[réédition]

Le sans-arçon, sujet épineux s'il en est. Probablement l'un des sujets les plus délicats en matière de sellerie. Il y a les pour, il y a les contre, il y a les "ça me tente bien mais je sais pas trop...", il y a ceux qui s'en foutent, ceux qui ont vu leurs chevaux revivre et ceux qui ont détruit leurs chevaux en tentant l'expérience.

Il faut, en considérant l'expérience "treeless" ("Baumlos" pour les germanophiles - on notera que les Anglais comme les Allemands appellent l'arçon "arbre", ce qui peut donner des traductions Google très rigolotes), garder en tête les règles absolues de l'ergonomie équine : longueur de la selle, largeur de la selle, dégagement de la colonne vertébrale, place du sanglage, répartition du poids.
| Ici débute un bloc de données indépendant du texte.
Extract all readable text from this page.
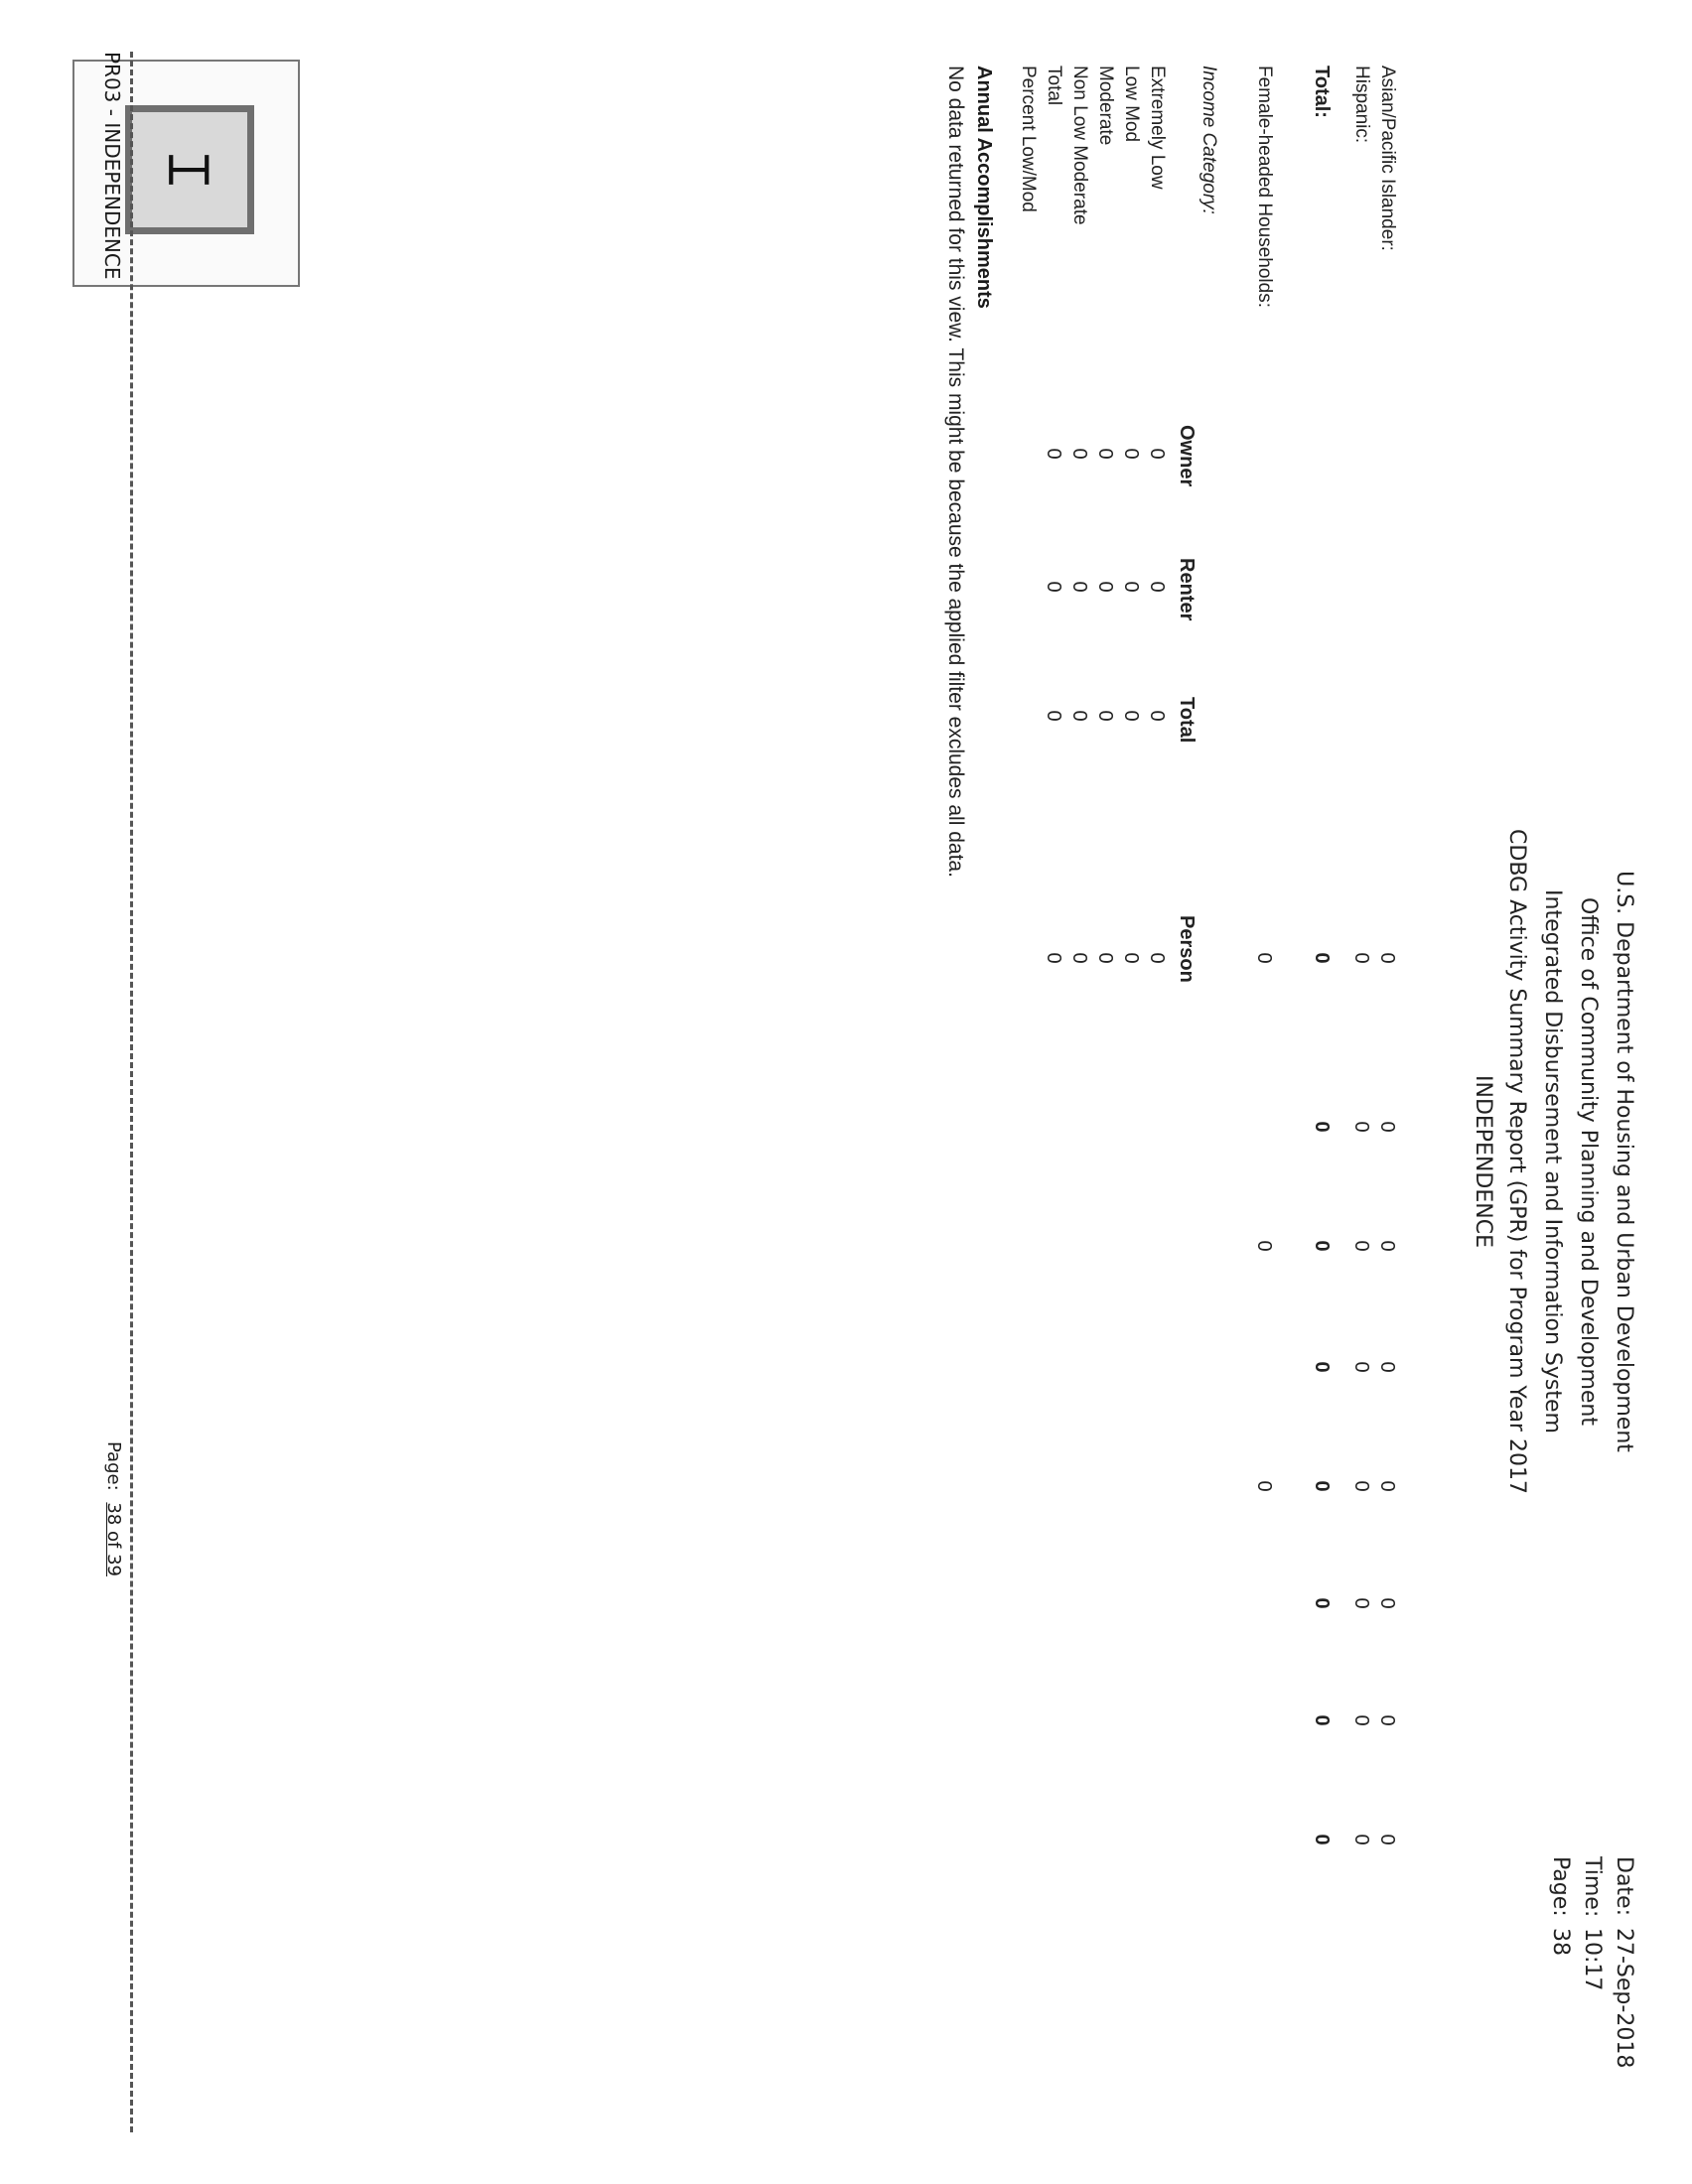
U.S. Department of Housing and Urban Development
Office of Community Planning and Development
Integrated Disbursement and Information System
CDBG Activity Summary Report (GPR) for Program Year 2017
INDEPENDENCE
Date:
27-Sep-2018
Time:
10:17
Page:
38
⌶	Asian/Pacific Islander:
Hispanic:
0
0
0
0
0
0
0
0
0
0
0
0
0
0
0
0
Total:
0
0
0
0
0
0
0
0
Female-headed Households:
0
0
0
Income Category:
Owner
Renter
Total
Person
Extremely Low
0
0
0
0
Low Mod
0
0
0
0
Moderate
0
0
0
0
Non Low Moderate
0
0
0
0
Total
0
0
0
0
Percent Low/Mod
Annual Accomplishments
No data returned for this view. This might be because the applied filter excludes all data.
PR03 - INDEPENDENCE
Page: 38 of 39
Le premier vrai gros problème, c'est celui des selles de type "bardette" qui n'ont pas de gouttière. La règle n°1 du saddle fitting étant JAMAIS D'APPUI SUR LA COLONNE VERTEBRALE en pose tout de suite les limites.

Sinon :

Thermographie d'une colonne vertébrale comprimée

Partant de là, exit TOUTES les selles qui sont dépourvues de gouttière.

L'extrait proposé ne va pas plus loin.